5. Increase in vivid dreams and unusual sleep behavior
You may find you have very vivid dreams. It can also increase the possibility of other events such as sleep walking and nightmares.
6. Physiological effects
Melatonin has been found to have several effects on the body. This includes lowering blood pressure, or even raising it if you are taking drugs to control it. It may have effects on blood sugar levels and cholesterol. It can also bring about further problems for type 1 diabetics. This is due to a reduction in tolerance to insulin as well as increasing blood sugar levels.
7. Risk of seizures
This is a particular risk if you overdose on Melatonin or have any existing kind of seizure disorder. Again this can be potentially serious and another good reason to be careful with how much you take.
8. Nausea and other stomach problems
This is one of the more common side effects of Melatonin, even at low doses. You may experience nausea, vomiting, stomach cramps and pains, and diarrhea.
9. Risks to infants through breast-feeding
Melatonin is possibly not safe for infants, even though some sources argue that it’s safe for children. Breast feeding mothers should therefore not use Melatonin as not enough is known about its safety at this time.
10. Serious allergic reaction including rashes and swelling
In some rare cases you may experience a severe allergic reaction. This could result in a rash, swelling of any parts of the face, tongue or throat, itching, dizziness and trouble breathing. You should definitely seek immediate emergency medical help if these symptoms occur.
11. Increased risk of contracting immune system disorders
Melatonin may increase the risk of contracting autoimmune disorders such as Hepatitis or Crohn’s disease. For this reason, people who already have an autoimmune disorder should consult a doctor before taking Melatonin.
12. Risk of liver damage
There is thought to be an increased risk of liver damage. This is another reason people who have problems with alcohol misuse need to consult a doctor before taking it.
Interactions with other drugs
Melatonin can also interact with other drugs. So you should consult a doctor if you are taking, or planning on taking any of the following:
- Blood thinners, such as Warfarin or Heparin.

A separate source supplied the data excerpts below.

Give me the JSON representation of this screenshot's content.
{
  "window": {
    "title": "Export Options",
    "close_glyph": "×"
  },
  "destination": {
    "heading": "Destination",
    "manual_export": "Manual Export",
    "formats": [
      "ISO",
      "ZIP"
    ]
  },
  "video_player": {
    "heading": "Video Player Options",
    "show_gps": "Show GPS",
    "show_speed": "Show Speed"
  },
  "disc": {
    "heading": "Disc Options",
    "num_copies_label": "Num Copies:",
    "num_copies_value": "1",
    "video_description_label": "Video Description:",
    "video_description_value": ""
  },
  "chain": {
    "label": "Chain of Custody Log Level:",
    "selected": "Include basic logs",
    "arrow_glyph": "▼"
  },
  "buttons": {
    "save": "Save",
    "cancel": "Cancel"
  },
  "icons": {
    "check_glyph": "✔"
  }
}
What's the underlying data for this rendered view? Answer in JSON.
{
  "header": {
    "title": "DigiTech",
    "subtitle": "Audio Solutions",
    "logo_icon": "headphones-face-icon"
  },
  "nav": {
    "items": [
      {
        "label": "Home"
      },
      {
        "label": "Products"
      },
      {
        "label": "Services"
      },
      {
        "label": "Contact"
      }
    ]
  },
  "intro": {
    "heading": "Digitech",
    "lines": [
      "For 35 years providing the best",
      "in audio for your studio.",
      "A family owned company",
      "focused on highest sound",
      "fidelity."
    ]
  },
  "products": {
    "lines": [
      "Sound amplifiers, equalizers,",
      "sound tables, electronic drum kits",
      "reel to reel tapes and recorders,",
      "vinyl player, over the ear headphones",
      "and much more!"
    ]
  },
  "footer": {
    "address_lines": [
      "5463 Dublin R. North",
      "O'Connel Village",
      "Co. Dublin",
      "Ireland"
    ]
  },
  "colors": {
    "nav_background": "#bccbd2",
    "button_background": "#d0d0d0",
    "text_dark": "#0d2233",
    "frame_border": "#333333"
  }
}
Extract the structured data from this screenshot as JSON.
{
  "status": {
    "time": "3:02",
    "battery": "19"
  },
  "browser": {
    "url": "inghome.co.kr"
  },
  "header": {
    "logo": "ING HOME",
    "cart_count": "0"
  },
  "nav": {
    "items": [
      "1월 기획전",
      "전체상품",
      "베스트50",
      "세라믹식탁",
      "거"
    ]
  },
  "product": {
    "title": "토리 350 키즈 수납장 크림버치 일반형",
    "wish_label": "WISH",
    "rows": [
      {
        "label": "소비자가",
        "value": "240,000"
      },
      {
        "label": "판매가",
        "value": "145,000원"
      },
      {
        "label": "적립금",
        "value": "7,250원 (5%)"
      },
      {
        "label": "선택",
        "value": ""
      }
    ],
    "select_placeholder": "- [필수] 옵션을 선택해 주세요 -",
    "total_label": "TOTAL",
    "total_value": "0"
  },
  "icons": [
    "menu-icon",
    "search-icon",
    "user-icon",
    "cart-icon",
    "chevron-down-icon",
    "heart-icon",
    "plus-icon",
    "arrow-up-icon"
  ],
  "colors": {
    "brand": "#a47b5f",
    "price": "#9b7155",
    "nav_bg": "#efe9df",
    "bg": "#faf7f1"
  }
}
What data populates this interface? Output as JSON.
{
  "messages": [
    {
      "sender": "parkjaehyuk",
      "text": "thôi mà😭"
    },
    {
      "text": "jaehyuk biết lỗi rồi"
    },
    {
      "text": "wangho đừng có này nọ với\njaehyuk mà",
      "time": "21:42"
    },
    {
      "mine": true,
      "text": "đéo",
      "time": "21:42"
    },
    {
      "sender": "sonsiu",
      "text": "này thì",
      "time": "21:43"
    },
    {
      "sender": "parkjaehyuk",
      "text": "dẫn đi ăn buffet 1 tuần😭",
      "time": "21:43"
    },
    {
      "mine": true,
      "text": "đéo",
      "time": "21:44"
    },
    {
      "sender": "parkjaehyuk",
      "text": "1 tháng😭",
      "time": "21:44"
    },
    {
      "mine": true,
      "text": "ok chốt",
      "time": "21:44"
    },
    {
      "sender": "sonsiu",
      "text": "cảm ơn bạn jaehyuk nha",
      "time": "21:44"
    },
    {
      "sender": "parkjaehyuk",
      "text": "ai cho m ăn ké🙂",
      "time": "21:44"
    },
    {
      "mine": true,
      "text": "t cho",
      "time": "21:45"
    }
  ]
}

- Blood pressure medicine, like Nifedipine.
- Drugs to prevent seizures.
- Drugs which affect your immune system.
- Psychiatric medications, especially anti-psychotics or anti-anxiety drugs such as Benzodiazepines.
- Anything containing caffeine or alcohol. Caffeine reduces the quantity of Melatonin so makes it less effective. And therefore more likely you’ll decide to take more and risk having an overdose.
- Anything which can make you drowsy, such as sedatives, some cough medicines and anti-histamines, muscle relaxants, other sleeping pills and some pain killers – especially narcotics.
- Medication for diabetes.
- Fluvoxamine (Luvox), which can decrease the amount of Melatonin your body can absorb and increase the risk of side effects.
- Medication that slows blood clotting (anti-coagulants).
For a extensive list of exact medications which can interact with Melatonin, have a look at the Webmd article here.
So can you overdose on Melatonin? It would appear that the answer is most definitely yes. But what might happen will depend on many different factors. As with most substances, two people might experience very different symptoms even when taking the same medication.
You can see that there a long list of potentially harmful effects of taking Melatonin. But there are also additional risks for certain people.
So we recommend you stick to the various recommended doses that major organizations such as the Mayoclinic offer.
But first and foremost speak to a doctor to check that it will be totally safe for you. You can also then get clear advice on what dose you should take and how long for.
And once again, if you do take a Melatonin overdose, please seek emergency medical help straight away.